Who is investigating?
The Securities and Exchange Commission (SEC) – America’s market watchdog – is the agency making the queries and has been doing so for the past few months, insiders have told Bloomberg.
Although the SEC has declined to comment on the proceedings officially, it has previously declared its support for new market laws around ESG as part of a general increase in oversight of the sector instigated by the Joe Biden administration.
What is share lending?
Share lending, or securities lending, is the practice of loaning shares of stock to other investors or individuals.
The fees generated from it can be good news for asset managers and investors, but the caveat is that once a share is on loan, the title, ownership and power transfer to the borrower for the entire lending period.
Why is the SEC worried?
The agency is concerned that the shares can end up in the hands of individuals who have opposing views on the ESG orientation of the investment fund.
Because of this, they could vote to direct the fund toward investments that are not ESG-friendly, meaning the fund could be engaging in “greenwashing” as a result.
Since President Biden took office, the US government has increased its efforts to monitor this area because it is concerned that many funds that claim to conform to ESG standards are not doing so in practice.
So far, insider information has revealed that the SEC probe involves just “queries”, Bloomberg said. The agency’s staff are contacting an undisclosed number of funds to find out when shares are lent and how long before they are returned.
They specifically want to know if the shares come back to their original owner before corporate elections.
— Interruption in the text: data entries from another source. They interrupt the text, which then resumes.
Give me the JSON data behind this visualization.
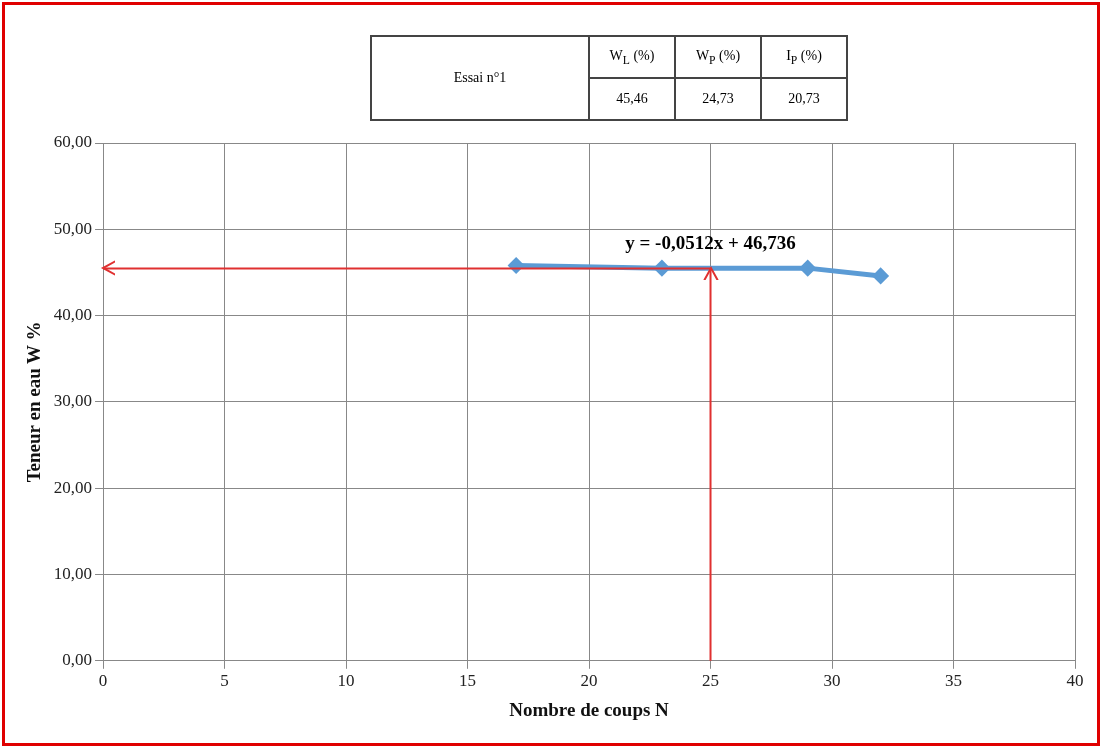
{
  "chart_data": {
    "type": "line",
    "xlabel": "Nombre de coups N",
    "ylabel": "Teneur en eau W %",
    "x": [
      17,
      23,
      29,
      32
    ],
    "series": [
      {
        "color": "#5b9bd5",
        "values": [
          45.8,
          45.5,
          45.5,
          44.6
        ]
      }
    ],
    "marker": "diamond",
    "xlim": [
      0,
      40
    ],
    "xticks": [
      0,
      5,
      10,
      15,
      20,
      25,
      30,
      35,
      40
    ],
    "ylim": [
      0,
      60
    ],
    "yticks": [
      {
        "value": 0,
        "label": "0,00"
      },
      {
        "value": 10,
        "label": "10,00"
      },
      {
        "value": 20,
        "label": "20,00"
      },
      {
        "value": 30,
        "label": "30,00"
      },
      {
        "value": 40,
        "label": "40,00"
      },
      {
        "value": 50,
        "label": "50,00"
      },
      {
        "value": 60,
        "label": "60,00"
      }
    ],
    "grid": true,
    "ref_lines": [
      {
        "axis": "y",
        "value": 45.46,
        "color": "#e03030"
      },
      {
        "axis": "x",
        "value": 25,
        "color": "#e03030"
      }
    ],
    "annotations": [
      "y = -0,0512x + 46,736",
      "Essai n°1",
      "W$_{L}$ (%)",
      "W$_{P}$ (%)",
      "I$_{P}$ (%)",
      "45,46",
      "24,73",
      "20,73"
    ]
  }
}
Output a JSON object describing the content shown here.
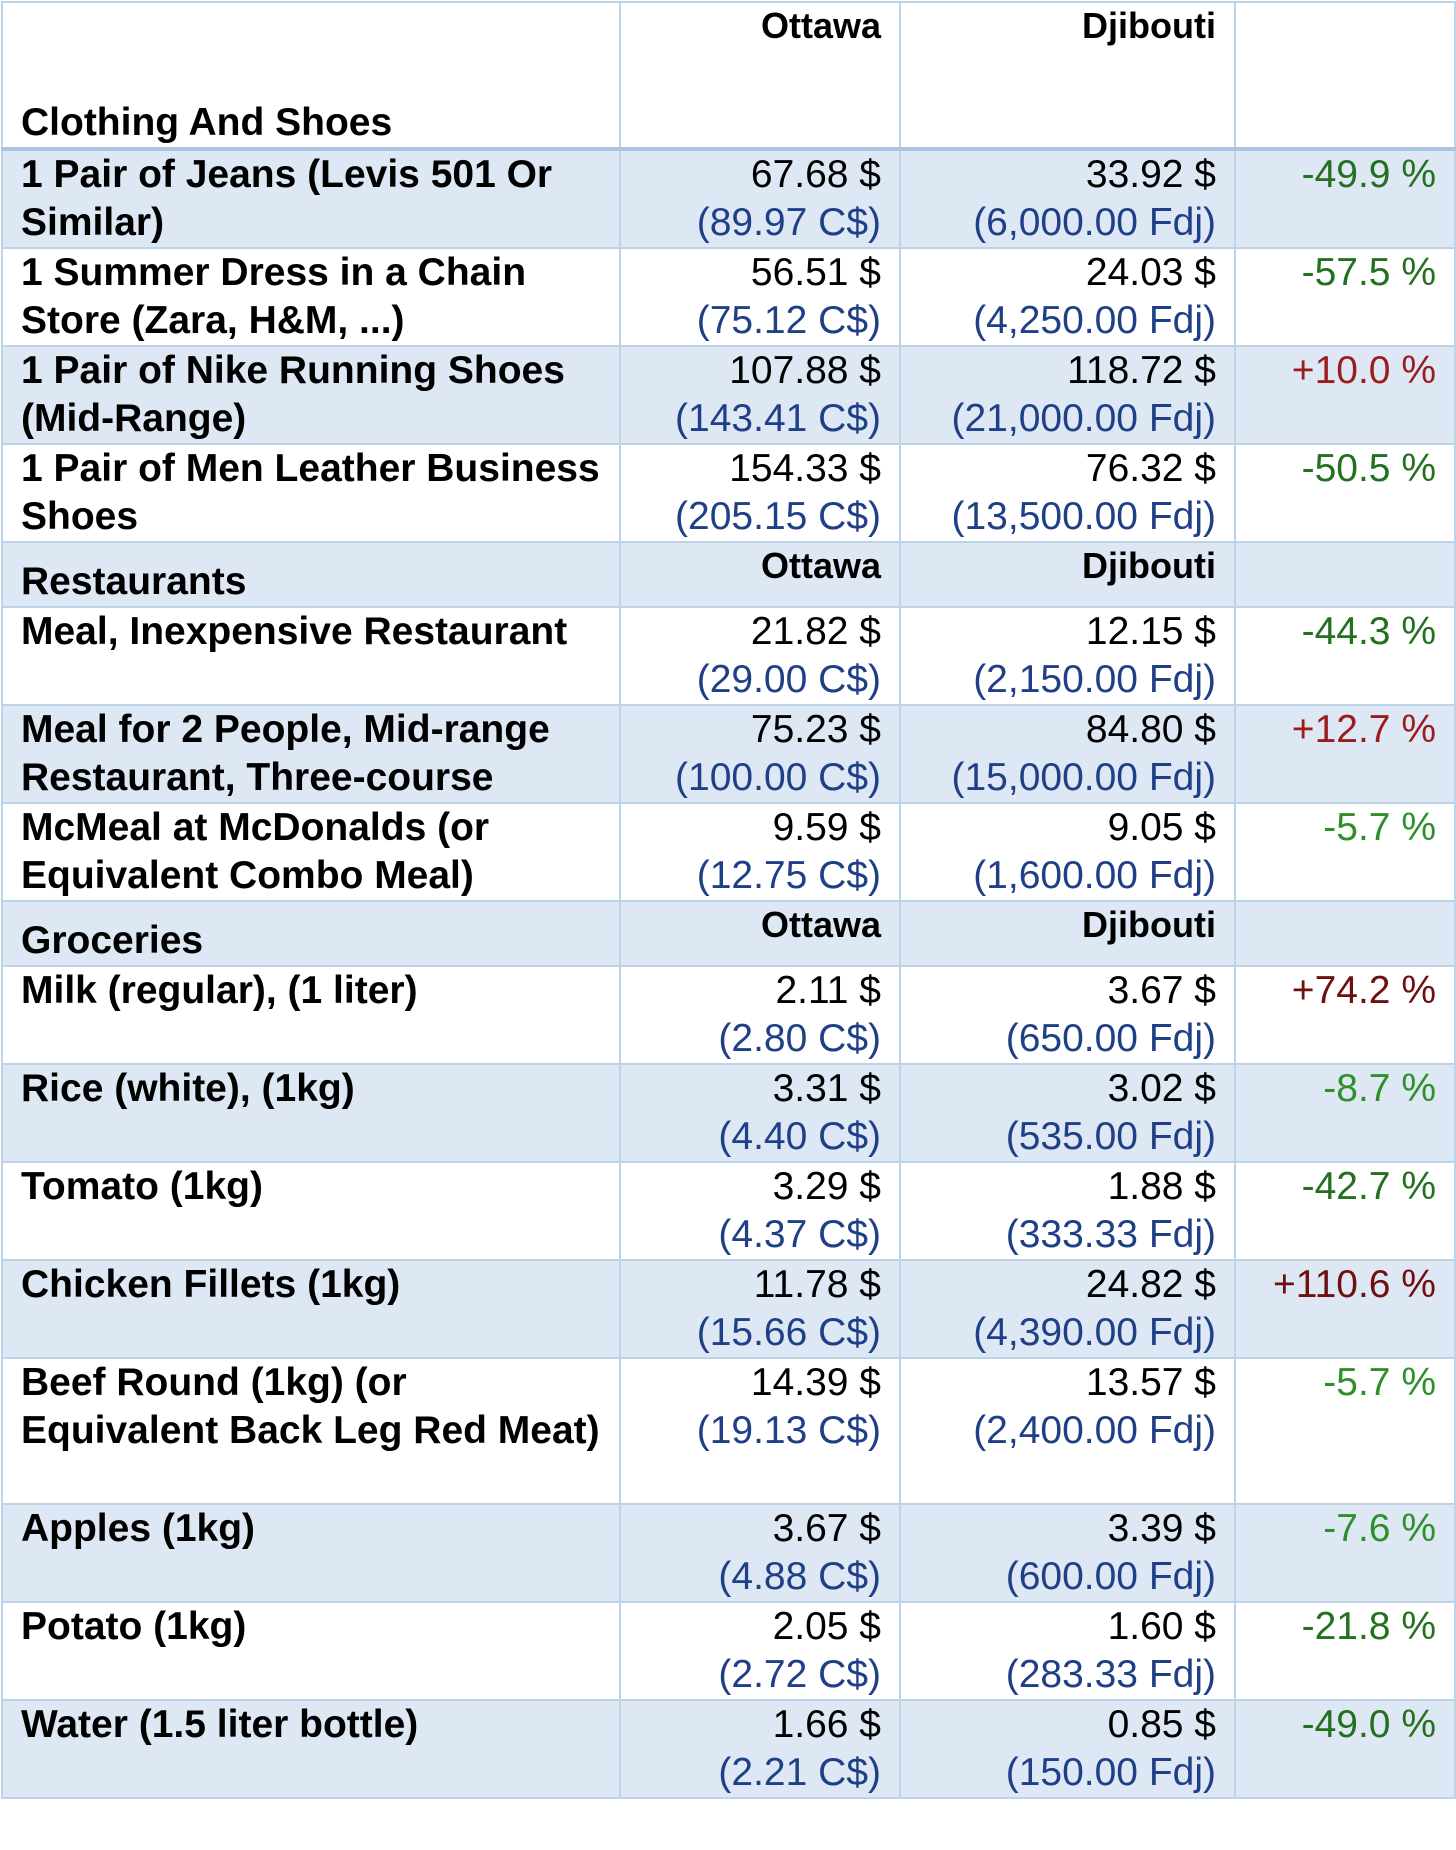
{
  "table": {
    "clothing": {
      "section_label": "Clothing And Shoes",
      "col_a": "Ottawa",
      "col_b": "Djibouti",
      "rows": [
        {
          "item": "1 Pair of Jeans (Levis 501 Or Similar)",
          "a_usd": "67.68 $",
          "a_local": "(89.97 C$)",
          "b_usd": "33.92 $",
          "b_local": "(6,000.00 Fdj)",
          "diff": "-49.9 %"
        },
        {
          "item": "1 Summer Dress in a Chain Store (Zara, H&M, ...)",
          "a_usd": "56.51 $",
          "a_local": "(75.12 C$)",
          "b_usd": "24.03 $",
          "b_local": "(4,250.00 Fdj)",
          "diff": "-57.5 %"
        },
        {
          "item": "1 Pair of Nike Running Shoes (Mid-Range)",
          "a_usd": "107.88 $",
          "a_local": "(143.41 C$)",
          "b_usd": "118.72 $",
          "b_local": "(21,000.00 Fdj)",
          "diff": "+10.0 %"
        },
        {
          "item": "1 Pair of Men Leather Business Shoes",
          "a_usd": "154.33 $",
          "a_local": "(205.15 C$)",
          "b_usd": "76.32 $",
          "b_local": "(13,500.00 Fdj)",
          "diff": "-50.5 %"
        }
      ]
    },
    "restaurants": {
      "section_label": "Restaurants",
      "col_a": "Ottawa",
      "col_b": "Djibouti",
      "rows": [
        {
          "item": "Meal, Inexpensive Restaurant",
          "a_usd": "21.82 $",
          "a_local": "(29.00 C$)",
          "b_usd": "12.15 $",
          "b_local": "(2,150.00 Fdj)",
          "diff": "-44.3 %"
        },
        {
          "item": "Meal for 2 People, Mid-range Restaurant, Three-course",
          "a_usd": "75.23 $",
          "a_local": "(100.00 C$)",
          "b_usd": "84.80 $",
          "b_local": "(15,000.00 Fdj)",
          "diff": "+12.7 %"
        },
        {
          "item": "McMeal at McDonalds (or Equivalent Combo Meal)",
          "a_usd": "9.59 $",
          "a_local": "(12.75 C$)",
          "b_usd": "9.05 $",
          "b_local": "(1,600.00 Fdj)",
          "diff": "-5.7 %"
        }
      ]
    },
    "groceries": {
      "section_label": "Groceries",
      "col_a": "Ottawa",
      "col_b": "Djibouti",
      "rows": [
        {
          "item": "Milk (regular), (1 liter)",
          "a_usd": "2.11 $",
          "a_local": "(2.80 C$)",
          "b_usd": "3.67 $",
          "b_local": "(650.00 Fdj)",
          "diff": "+74.2 %"
        },
        {
          "item": "Rice (white), (1kg)",
          "a_usd": "3.31 $",
          "a_local": "(4.40 C$)",
          "b_usd": "3.02 $",
          "b_local": "(535.00 Fdj)",
          "diff": "-8.7 %"
        },
        {
          "item": "Tomato (1kg)",
          "a_usd": "3.29 $",
          "a_local": "(4.37 C$)",
          "b_usd": "1.88 $",
          "b_local": "(333.33 Fdj)",
          "diff": "-42.7 %"
        },
        {
          "item": "Chicken Fillets (1kg)",
          "a_usd": "11.78 $",
          "a_local": "(15.66 C$)",
          "b_usd": "24.82 $",
          "b_local": "(4,390.00 Fdj)",
          "diff": "+110.6 %"
        },
        {
          "item": "Beef Round (1kg) (or Equivalent Back Leg Red Meat)",
          "a_usd": "14.39 $",
          "a_local": "(19.13 C$)",
          "b_usd": "13.57 $",
          "b_local": "(2,400.00 Fdj)",
          "diff": "-5.7 %"
        },
        {
          "item": "Apples (1kg)",
          "a_usd": "3.67 $",
          "a_local": "(4.88 C$)",
          "b_usd": "3.39 $",
          "b_local": "(600.00 Fdj)",
          "diff": "-7.6 %"
        },
        {
          "item": "Potato (1kg)",
          "a_usd": "2.05 $",
          "a_local": "(2.72 C$)",
          "b_usd": "1.60 $",
          "b_local": "(283.33 Fdj)",
          "diff": "-21.8 %"
        },
        {
          "item": "Water (1.5 liter bottle)",
          "a_usd": "1.66 $",
          "a_local": "(2.21 C$)",
          "b_usd": "0.85 $",
          "b_local": "(150.00 Fdj)",
          "diff": "-49.0 %"
        }
      ]
    }
  },
  "colors": {
    "negative_diff": "#23701f",
    "positive_diff": "#9b1c1c",
    "local_currency": "#1f3f86",
    "row_band": "#dde8f4",
    "grid": "#bcd3e8"
  }
}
In the eyes of governments, these are moments that give the most clarity on a fund’s tendency for greenwashing.
The wider context
Attention is increasing on ESG investment funds partly because the value of the industry as a whole has climbed significantly.
It is now estimated to be worth more than $41 trillion, with over $2.5 trillion in exchange-traded funds or mutual funds being recorded by the end of the first half of 2022.
More money and more activity are alarm bells in the eyes of regulators, who see more significant potential for anti-ESG activity that goes against stated promises but slips beneath the radar within a busy environment.
In summary, what should boards and management be concerned about?
Both should keep a close on any further news surrounding investment funds, particularly in the United States. The extra scrutiny may bring unwanted attention to some, and associating with these could cause reputational harm in the marketplace.
On the other hand, many on boards and in management positions can see this as a positive step – if their commitment to ESG is strong.
Additional oversight from government authorities in one of the biggest markets in the world means funds will be more eager to demonstrate their commitment to ESG. Having values that align with these goals could be financially beneficial.